Ovarian cancer kills two-thirds of the women who get it, largely because it can develop undetected for too long.
Nine in 10 women who have ovarian cancer that has not spread survive at least five years. But most cases are diagnosed in advanced stages, making diagnostic screenings especially important.
“At the moment all our attempts are to try and pick up the disease earlier,” said Usha Menon, Ph.D., the lead investigator in the University College of London study.
A study just published in the Journal of Clinical Oncology raises hope that a simple blood test could catch cancers early enough to spare some women’s lives. The screening method uses an existing test but introduces a different way to interpret results.
The best current test for ovarian cancer is a blood test that measures cancer antigen 125 (CA-125). Women with higher levels of CA-125 are referred for further screening. But the test catches just 40 percent of cancers. It also has high false-positive rates. Due to its limitations, it is not recommended for most women.
The new study proposes a sharper way to read the CA-125 numbers based on a woman’s age and how much the antigen’s levels increase over time. Rather than flag only women whose levels exceed the standard threshold of 35, it would flag women whose levels suddenly increase.
“What this is doing is looking at each woman’s individual level. Mine might be 8, so if it goes to 15, it’s still not over the cutoff, but our algorithm would pick it up because it’s not usual for me,” Menon said.

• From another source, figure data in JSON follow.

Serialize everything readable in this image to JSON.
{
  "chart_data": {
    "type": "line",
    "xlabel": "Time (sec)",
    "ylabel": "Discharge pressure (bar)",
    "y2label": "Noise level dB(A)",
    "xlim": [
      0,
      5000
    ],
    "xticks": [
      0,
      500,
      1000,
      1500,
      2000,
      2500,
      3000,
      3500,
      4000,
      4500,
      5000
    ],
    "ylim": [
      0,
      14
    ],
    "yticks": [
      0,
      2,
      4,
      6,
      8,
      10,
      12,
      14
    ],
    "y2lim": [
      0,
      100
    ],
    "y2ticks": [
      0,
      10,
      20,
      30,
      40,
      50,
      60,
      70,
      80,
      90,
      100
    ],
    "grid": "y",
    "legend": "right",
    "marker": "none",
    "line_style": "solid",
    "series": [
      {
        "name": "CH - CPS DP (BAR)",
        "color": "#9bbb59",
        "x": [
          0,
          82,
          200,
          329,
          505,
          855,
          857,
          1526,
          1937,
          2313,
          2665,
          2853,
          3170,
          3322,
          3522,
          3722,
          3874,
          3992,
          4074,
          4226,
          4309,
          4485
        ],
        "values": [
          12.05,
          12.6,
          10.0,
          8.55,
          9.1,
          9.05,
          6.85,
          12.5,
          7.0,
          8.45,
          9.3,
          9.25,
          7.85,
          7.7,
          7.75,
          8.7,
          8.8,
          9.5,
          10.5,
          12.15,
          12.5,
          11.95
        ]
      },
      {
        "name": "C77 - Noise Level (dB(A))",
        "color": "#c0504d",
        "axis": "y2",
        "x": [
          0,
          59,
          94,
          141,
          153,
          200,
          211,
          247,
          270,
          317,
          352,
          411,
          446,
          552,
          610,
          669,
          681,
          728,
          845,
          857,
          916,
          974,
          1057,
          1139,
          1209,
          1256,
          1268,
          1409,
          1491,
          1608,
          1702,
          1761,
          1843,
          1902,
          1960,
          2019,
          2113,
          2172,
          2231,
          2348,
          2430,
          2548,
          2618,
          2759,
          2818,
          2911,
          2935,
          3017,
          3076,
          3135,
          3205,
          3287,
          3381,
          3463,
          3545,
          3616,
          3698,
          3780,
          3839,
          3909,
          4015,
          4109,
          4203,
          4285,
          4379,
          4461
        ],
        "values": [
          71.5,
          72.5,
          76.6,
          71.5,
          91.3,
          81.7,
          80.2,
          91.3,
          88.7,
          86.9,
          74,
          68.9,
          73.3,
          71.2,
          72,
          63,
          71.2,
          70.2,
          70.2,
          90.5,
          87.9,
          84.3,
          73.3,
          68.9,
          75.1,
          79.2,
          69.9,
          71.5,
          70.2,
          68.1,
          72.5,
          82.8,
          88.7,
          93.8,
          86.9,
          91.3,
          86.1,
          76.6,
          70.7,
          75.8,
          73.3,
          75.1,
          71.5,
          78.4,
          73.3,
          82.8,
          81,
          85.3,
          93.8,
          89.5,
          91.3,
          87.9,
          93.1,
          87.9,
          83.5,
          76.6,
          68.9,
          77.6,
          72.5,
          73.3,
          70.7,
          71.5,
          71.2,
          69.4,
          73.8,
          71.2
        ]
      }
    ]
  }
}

The blood test was used to classify women’s risk of ovarian cancer as normal, intermediate, or elevated. Women who were at elevated risk received an ultrasound scan to look for cancer. If the scan was negative, they underwent a second blood test in six weeks.
Women who were at intermediate risk returned for a follow-up blood test in three months. Women who were found at normal risk were told to come back in a year.
Over 10 years, this approach turned up twice as many cancers as the current way of reading CA-125 screens. The study detected cancer in 86 percent of women with invasive epithelial ovarian cancer. The conventional method would have identified fewer than half of these cases.
Will the New Approach Save Lives?
It remains to be seen whether the earlier detection will translate into better survival rates. A 2011 American study showed that using CA-125 cutoff testing did not change mortality rates.
New cancer drugs, including bevacizumab (Avastin), that have proven effective against other forms of cancer have also failed to extend average survival times for women with ovarian cancer.
“The question is whether by picking up these women early we were able to save their lives,” Menon said.
The CA-125 algorithm approach will also need to show that its rates of false positives are worth the risk.
More than 600 women underwent surgery in the 10-year program after they were categorized as high-risk and had irregular ultrasound scans. But only 1 in 5 actually had cancer.
“The question is, ‘Does this translate immediately into having an ovarian cancer screening program?’ The truth is no because this is a step toward a final answer,” Menon said.